Rodrigo Albuquerque Prudente

RA:236201

Podemos obter conhecimento de algo que nunca tivemos contato sensorial? Segundo

Russell, isto é possível, pois além de sermos capazes de conhecer algo diretamente pela

experiência, também conseguimos saber, por outros meios, que algo é verdade sem nenhuma

experiência direta com tal coisa. Por exemplo: lendo um livro, posso saber que a Torre Eiffel

está em Paris sem nunca ter ido para lá e até mesmo sem nunca ter visto a torre. Isto é o que

ele denomina de conhecimento de verdades, na qual sempre envolve proposições. De outro

modo, quando vamos até Paris e tocamos a Torre Eiffel, temos um conhecimento direto do

objeto experimentado pela sensação, e isso Russel chama de conhecimento de coisas. Em

outras palavras, podemos “saber que” algo é verdade e também podemos “conhecer a coisa”

em questão diretamente. Assim notamos uma diferença entre “saber que a Torre Eiffel está

em Paris” e “conhecer a Torre Eiffel sensorialmente”.

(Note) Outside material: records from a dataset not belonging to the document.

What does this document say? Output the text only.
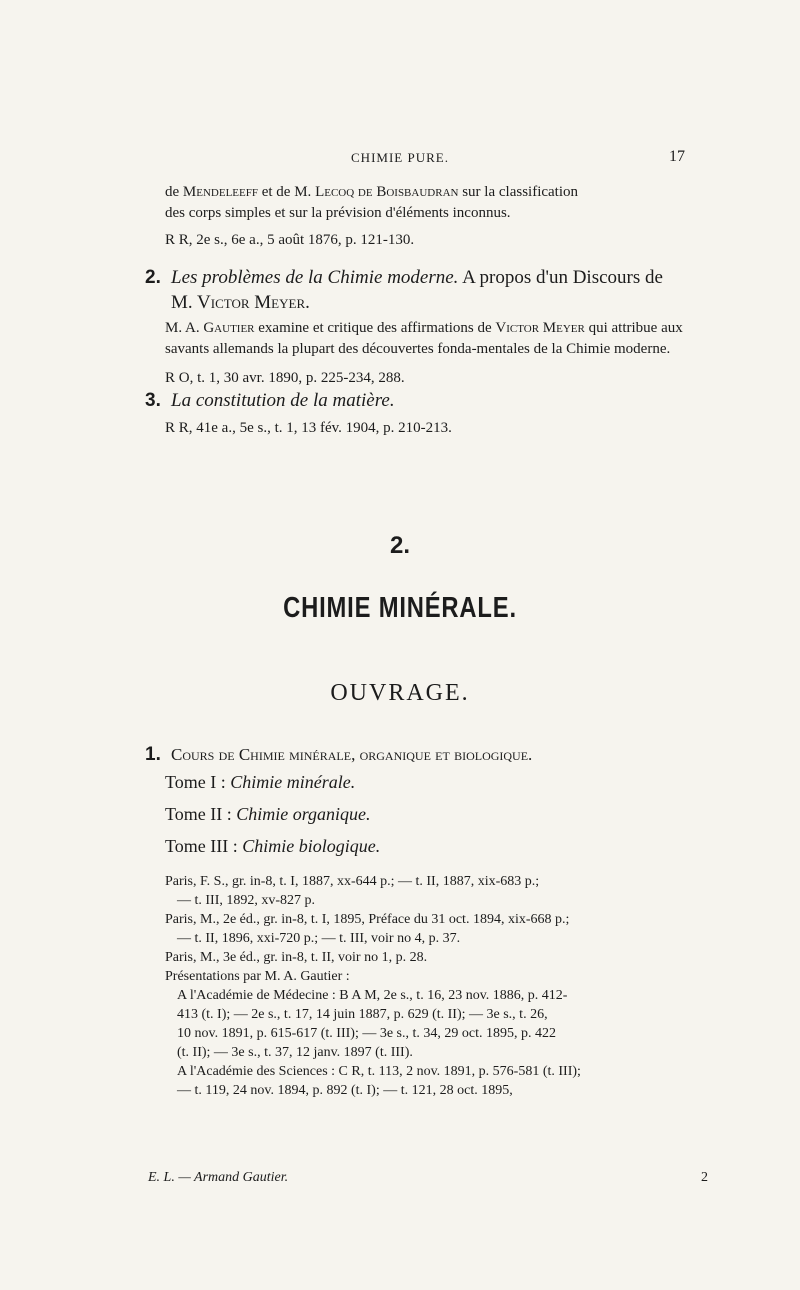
CHIMIE PURE.	17

de Mendeleeff et de M. Lecoq de Boisbaudran sur la classification

des corps simples et sur la prévision d'éléments inconnus.

R R, 2e s., 6e a., 5 août 1876, p. 121-130.

2. Les problèmes de la Chimie moderne. A propos d'un Discours de
M. Victor Meyer.

M. A. Gautier examine et critique des affirmations de Victor Meyer qui attribue aux savants allemands la plupart des découvertes fonda-mentales de la Chimie moderne.

R O, t. 1, 30 avr. 1890, p. 225-234, 288.

3. La constitution de la matière.

R R, 41e a., 5e s., t. 1, 13 fév. 1904, p. 210-213.

2.
CHIMIE MINÉRALE.
OUVRAGE.
1. Cours de Chimie minérale, organique et biologique.
Tome I : Chimie minérale.
Tome II : Chimie organique.
Tome III : Chimie biologique.
Paris, F. S., gr. in-8, t. I, 1887, xx-644 p.; — t. II, 1887, xix-683 p.;
— t. III, 1892, xv-827 p.
Paris, M., 2e éd., gr. in-8, t. I, 1895, Préface du 31 oct. 1894, xix-668 p.;
— t. II, 1896, xxi-720 p.; — t. III, voir no 4, p. 37.
Paris, M., 3e éd., gr. in-8, t. II, voir no 1, p. 28.
Présentations par M. A. Gautier :
A l'Académie de Médecine : B A M, 2e s., t. 16, 23 nov. 1886, p. 412-
413 (t. I); — 2e s., t. 17, 14 juin 1887, p. 629 (t. II); — 3e s., t. 26,
10 nov. 1891, p. 615-617 (t. III); — 3e s., t. 34, 29 oct. 1895, p. 422
(t. II); — 3e s., t. 37, 12 janv. 1897 (t. III).
A l'Académie des Sciences : C R, t. 113, 2 nov. 1891, p. 576-581 (t. III);
— t. 119, 24 nov. 1894, p. 892 (t. I); — t. 121, 28 oct. 1895,
E. L. — Armand Gautier.	2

Para entender melhor estes tipos de conhecimentos, Russell subdivide o conhecimento

de coisas em duas espécies: conhecimento por acquaintance e conhecimento por descrição. O

primeiro é mais simples e logicamente independente do conhecimento de verdades,

englobando aquilo que está posto aos nossos sentidos e à nossa mente sem intermediações, ou

seja, aquilo de que somos conscientes diretamente, como as variadas cores de um objeto

qualquer ou lembranças e sentimentos. O segundo, sempre precisará implicar algum

conhecimento de verdades, pois esse é o seu fundamento, já que se trata de proposições. É

importante saber que todo conhecimento se baseia no conhecimento por acquaintance e isto

resulta em um princípio. Por agora vamos analisar cada uma destas espécies de conhecimento.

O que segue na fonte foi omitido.